In today’s world, everyone use smartphones, laptops, desktops and consume a lot of data. for example, My data consumption per day exceeds 2 GB. In this data, I access my social media accounts, play a lot of multiplayer games, watch movies, TV series, and a lot more. Now imagine if my consumption of data for a single person is 2 GB per day more or less (mostly more), then in a month it is 60 GB give or take, in a year it is 720 GB for a single person who use 2 GB data per day. Here, I am talking about my data consumption. but people usually use less data on daily basis. According to a article, in India only, the average consumption of data per user per month is 11 GB.
If we talk about the number of internet users in India, it is around 560 Million.
If we try to calculate the amount of data that only Indians use is really huge. Now, what exactly we want from the provider of the streaming services or social media platforms. we want that whatever we do, it has to be remembered (stored) so that we can actually access it after sometimes like our number of followers, social media posts etc.
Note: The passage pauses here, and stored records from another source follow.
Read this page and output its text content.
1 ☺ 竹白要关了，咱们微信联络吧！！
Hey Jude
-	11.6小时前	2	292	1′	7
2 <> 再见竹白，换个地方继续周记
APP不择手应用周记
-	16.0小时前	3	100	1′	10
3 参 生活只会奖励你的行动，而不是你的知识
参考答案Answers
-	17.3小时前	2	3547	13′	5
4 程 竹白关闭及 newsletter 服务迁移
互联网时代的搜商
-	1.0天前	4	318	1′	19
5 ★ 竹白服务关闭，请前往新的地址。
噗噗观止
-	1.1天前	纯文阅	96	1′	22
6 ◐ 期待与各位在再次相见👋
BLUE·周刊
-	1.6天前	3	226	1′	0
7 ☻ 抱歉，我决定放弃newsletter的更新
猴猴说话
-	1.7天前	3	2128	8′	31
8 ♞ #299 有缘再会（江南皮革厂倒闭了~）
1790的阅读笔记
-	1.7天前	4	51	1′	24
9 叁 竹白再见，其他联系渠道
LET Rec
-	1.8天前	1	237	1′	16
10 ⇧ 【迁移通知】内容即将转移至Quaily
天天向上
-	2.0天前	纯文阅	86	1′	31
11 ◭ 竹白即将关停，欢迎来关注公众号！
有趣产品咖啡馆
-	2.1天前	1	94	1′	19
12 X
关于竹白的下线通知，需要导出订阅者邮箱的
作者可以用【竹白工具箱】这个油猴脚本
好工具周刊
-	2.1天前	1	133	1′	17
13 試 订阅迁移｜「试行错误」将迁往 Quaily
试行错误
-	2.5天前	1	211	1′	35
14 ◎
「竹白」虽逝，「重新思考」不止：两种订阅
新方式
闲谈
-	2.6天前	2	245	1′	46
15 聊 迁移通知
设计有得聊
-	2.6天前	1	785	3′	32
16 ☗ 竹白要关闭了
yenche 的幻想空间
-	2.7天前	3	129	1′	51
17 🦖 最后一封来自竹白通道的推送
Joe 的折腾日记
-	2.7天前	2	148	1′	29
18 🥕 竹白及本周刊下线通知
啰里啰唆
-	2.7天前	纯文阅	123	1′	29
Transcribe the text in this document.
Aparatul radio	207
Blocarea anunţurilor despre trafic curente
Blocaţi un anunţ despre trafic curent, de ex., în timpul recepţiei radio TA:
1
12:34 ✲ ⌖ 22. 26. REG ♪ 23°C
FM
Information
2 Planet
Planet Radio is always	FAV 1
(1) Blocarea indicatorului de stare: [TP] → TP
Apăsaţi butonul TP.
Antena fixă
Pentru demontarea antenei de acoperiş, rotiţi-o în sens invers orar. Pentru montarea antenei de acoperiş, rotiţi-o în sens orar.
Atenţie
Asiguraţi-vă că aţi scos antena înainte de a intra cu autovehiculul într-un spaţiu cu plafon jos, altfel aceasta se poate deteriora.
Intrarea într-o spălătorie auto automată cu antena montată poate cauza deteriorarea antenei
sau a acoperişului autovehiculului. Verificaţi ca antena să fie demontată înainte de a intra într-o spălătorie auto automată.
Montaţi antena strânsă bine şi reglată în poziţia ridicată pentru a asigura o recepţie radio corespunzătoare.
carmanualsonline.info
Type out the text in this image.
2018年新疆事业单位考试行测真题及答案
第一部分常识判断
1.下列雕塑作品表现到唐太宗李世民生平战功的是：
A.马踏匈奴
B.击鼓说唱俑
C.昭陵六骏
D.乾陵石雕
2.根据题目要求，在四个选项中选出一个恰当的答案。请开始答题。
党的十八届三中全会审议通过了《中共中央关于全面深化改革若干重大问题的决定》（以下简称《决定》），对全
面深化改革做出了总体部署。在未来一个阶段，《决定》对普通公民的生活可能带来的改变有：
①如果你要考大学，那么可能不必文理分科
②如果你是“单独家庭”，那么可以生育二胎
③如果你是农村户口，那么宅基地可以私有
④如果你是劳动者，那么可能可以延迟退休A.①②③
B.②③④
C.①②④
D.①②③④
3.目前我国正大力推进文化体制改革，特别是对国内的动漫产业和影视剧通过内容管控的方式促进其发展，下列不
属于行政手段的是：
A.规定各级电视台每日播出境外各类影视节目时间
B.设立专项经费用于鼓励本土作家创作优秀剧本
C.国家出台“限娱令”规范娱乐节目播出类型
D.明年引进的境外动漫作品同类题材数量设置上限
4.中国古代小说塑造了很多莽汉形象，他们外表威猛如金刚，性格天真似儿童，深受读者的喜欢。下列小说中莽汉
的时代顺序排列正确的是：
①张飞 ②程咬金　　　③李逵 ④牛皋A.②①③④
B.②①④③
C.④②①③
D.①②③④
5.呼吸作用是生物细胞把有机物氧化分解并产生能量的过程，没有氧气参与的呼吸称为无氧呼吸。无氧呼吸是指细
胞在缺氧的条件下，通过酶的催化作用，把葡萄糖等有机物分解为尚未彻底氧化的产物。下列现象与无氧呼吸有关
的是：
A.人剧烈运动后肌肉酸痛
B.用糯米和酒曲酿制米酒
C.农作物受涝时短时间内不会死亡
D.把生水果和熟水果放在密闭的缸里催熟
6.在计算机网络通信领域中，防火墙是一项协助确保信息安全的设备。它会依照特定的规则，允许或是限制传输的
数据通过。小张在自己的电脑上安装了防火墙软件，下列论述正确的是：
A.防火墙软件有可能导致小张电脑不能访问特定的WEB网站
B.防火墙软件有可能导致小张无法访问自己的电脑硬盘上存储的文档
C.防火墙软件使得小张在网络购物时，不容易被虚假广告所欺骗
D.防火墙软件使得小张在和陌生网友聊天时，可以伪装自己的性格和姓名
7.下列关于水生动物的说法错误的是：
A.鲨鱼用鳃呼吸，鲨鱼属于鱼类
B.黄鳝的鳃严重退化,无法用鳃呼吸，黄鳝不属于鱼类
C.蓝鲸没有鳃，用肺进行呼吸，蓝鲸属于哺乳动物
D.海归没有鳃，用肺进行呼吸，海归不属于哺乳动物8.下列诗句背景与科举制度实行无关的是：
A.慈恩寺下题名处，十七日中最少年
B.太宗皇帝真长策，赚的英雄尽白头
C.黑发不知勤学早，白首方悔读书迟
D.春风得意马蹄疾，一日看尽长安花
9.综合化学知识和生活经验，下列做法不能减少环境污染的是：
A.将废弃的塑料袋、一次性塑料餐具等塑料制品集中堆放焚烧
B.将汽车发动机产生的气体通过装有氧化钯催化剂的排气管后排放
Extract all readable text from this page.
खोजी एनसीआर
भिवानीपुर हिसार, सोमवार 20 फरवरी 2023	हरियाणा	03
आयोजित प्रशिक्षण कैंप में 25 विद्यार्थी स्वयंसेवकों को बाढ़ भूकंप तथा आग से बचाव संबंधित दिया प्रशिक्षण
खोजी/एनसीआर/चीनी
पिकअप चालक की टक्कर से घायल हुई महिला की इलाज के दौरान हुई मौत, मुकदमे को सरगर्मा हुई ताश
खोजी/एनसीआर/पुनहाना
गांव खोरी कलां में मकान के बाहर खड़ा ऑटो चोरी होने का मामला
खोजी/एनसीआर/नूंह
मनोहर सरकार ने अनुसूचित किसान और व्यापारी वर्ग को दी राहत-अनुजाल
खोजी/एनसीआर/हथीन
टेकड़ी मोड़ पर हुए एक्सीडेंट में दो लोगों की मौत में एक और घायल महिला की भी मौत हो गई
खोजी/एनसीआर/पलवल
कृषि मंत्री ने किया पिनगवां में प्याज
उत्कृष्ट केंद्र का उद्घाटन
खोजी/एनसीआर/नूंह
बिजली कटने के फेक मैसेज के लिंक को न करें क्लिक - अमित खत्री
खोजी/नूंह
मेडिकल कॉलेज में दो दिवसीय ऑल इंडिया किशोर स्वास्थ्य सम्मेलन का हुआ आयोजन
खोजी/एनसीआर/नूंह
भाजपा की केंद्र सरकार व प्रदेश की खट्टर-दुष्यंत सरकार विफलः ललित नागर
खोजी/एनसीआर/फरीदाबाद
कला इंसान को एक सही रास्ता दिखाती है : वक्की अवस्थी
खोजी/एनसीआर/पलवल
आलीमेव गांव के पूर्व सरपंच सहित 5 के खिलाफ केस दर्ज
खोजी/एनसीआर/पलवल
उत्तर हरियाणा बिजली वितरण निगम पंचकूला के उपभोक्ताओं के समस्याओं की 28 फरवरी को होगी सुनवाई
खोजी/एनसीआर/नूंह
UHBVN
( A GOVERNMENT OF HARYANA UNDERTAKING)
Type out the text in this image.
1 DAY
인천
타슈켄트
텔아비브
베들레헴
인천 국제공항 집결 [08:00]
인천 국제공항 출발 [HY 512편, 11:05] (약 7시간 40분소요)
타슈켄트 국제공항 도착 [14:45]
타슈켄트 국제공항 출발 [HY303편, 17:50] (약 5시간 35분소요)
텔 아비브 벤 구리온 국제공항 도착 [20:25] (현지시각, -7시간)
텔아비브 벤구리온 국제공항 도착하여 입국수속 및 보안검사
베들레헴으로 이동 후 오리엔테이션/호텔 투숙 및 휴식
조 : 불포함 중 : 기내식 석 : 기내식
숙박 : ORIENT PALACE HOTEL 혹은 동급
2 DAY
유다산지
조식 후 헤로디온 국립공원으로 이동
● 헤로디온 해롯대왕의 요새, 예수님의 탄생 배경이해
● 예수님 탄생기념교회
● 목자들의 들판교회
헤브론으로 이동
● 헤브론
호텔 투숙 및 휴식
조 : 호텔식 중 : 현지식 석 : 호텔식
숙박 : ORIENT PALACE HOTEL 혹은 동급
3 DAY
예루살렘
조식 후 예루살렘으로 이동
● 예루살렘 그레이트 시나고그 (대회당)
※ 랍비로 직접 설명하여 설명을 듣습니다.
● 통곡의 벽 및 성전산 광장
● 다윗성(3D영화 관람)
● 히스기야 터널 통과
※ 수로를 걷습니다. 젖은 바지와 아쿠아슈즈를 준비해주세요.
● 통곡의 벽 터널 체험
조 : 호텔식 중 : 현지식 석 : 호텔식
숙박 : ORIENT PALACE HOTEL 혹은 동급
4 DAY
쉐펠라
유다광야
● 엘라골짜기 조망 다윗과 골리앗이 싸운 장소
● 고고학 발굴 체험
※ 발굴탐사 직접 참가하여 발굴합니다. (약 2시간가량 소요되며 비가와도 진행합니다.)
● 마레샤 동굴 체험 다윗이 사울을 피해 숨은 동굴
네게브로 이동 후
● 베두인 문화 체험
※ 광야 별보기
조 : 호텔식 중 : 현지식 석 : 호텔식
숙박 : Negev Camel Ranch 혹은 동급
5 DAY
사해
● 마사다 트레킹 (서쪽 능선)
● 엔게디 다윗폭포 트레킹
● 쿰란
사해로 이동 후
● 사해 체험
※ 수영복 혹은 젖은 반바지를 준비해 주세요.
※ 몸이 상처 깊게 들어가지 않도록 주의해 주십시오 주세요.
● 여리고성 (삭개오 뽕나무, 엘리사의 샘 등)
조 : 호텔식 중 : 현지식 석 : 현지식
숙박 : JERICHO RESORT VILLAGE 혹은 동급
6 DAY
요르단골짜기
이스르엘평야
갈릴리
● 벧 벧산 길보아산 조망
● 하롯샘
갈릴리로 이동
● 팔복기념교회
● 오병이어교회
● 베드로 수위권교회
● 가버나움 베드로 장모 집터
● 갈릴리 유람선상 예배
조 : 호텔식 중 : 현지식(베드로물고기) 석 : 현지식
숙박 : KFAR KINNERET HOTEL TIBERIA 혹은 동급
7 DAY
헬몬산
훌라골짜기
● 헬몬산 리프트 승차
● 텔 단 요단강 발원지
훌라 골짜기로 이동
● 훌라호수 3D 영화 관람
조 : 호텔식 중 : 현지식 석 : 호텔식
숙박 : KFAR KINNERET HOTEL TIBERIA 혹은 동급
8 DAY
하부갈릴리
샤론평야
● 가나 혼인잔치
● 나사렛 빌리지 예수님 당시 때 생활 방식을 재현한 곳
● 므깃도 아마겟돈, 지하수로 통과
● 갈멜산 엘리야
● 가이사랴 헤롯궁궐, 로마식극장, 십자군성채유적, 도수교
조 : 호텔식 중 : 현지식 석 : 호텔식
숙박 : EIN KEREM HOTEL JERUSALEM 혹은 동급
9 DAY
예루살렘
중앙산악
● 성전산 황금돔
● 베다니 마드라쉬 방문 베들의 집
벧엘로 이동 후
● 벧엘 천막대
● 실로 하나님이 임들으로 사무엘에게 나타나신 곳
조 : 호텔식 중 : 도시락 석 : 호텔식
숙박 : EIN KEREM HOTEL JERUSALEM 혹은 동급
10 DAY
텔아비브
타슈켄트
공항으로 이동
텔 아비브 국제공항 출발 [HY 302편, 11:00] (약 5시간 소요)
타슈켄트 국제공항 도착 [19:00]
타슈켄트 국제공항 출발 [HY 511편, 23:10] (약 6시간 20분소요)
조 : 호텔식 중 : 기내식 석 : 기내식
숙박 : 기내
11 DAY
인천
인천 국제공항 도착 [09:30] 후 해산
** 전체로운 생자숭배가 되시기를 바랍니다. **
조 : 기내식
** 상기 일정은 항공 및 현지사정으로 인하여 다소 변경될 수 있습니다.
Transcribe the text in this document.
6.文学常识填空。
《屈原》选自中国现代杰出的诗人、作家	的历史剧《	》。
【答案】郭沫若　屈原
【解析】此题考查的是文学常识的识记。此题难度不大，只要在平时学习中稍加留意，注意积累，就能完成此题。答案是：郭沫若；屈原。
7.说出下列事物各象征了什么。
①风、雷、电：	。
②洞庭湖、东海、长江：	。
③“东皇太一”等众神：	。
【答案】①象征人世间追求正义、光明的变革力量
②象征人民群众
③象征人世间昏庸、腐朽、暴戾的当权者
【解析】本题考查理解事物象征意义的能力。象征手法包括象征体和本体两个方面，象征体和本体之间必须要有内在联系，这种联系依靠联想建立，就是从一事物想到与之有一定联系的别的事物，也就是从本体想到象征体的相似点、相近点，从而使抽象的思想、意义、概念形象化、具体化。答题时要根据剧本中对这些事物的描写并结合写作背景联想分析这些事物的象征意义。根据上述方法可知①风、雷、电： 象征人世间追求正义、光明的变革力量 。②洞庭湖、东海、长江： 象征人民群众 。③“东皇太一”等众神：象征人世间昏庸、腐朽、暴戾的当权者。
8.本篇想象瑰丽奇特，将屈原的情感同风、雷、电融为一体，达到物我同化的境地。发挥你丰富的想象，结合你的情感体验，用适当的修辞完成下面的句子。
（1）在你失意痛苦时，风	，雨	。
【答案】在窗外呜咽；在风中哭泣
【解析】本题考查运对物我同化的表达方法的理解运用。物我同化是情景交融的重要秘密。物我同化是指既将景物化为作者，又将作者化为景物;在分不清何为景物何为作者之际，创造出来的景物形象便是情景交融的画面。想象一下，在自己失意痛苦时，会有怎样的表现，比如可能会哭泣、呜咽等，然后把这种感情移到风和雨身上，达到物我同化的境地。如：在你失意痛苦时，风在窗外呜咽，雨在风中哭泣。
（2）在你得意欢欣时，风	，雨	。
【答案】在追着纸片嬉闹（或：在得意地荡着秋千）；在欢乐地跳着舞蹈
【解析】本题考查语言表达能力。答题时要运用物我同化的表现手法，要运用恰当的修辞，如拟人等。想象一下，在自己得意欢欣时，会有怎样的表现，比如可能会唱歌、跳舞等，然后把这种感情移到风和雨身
The data generated by a single user assuming the user is me, is actually pretty huge and my requirement is to use the data in a manner that i will get something useful out of it. Our main requirement is to store the data so that analysis can be performed over it. So Big data is actually a problem.
Big data in various fields
Big data is not only the problem for social medias, search engines etc. The data generated in other fields, when properly analyzed, yield a significance amount of useful information which can be processed for something useful.
Other fields are-
Healthcare- We usually buy fitness bands, we use mobile apps to keep track of our workout, sleep time, how much calorie we burn everyday etc. Here we also need to store the data and analyze it. according to a article, apple with the help of Stanford researchers, is trying to use its apple watch to detect atrial fibrillation (a medical condition) which is responsible for the death of approximately 1,30,000 Americans every year. This is just one example.
Banking- According to a article, the amount of data per year generated in the banking and finance sector is way beyond my imagination. Every credit card transaction, message, every online transaction we make sums up to 2.5 quintillion bytes of data everyday worldwide(equivalent to somewhat 2,500,000 TB of data). which is actually a really big amount of data generated.
Big data is is a problem the problems that comes with it are volume and velocity. It is really difficult to store a lot of data in the any kind of storage device which may lead to many other problems like corrupted data or many more. reading and writing a really large sized data in to the storage device is also really slow (velocity). So what is the solution to this problem ?
Solution-(Brief about Distributed Storage System)
The solution that we generally use to tackle the above mentioned problems is Distributed Storage Systems. This is a concept that we use to tackle the above mentioned problems i.e. Velocity and Volume. There are several other problem which are not mentioned in the article. Here, if we talk about What distributed storage system is, then it is actually a concept where the big chunks of data is split into smaller blocks and stored in various systems. this process takes place in parallel manner i.e. the blocks are stored in the storage in a parallel way.
This way we can have a lot of storage available as a single unit and since this follows parallelism, thus the speed for writing and retrieving data from the topology also increases.
There are various tools available in the market to deal with big data — Some of them are HADOOP, Apache spark, Apache Storm, Ceph, Hydra, Google Big query etc.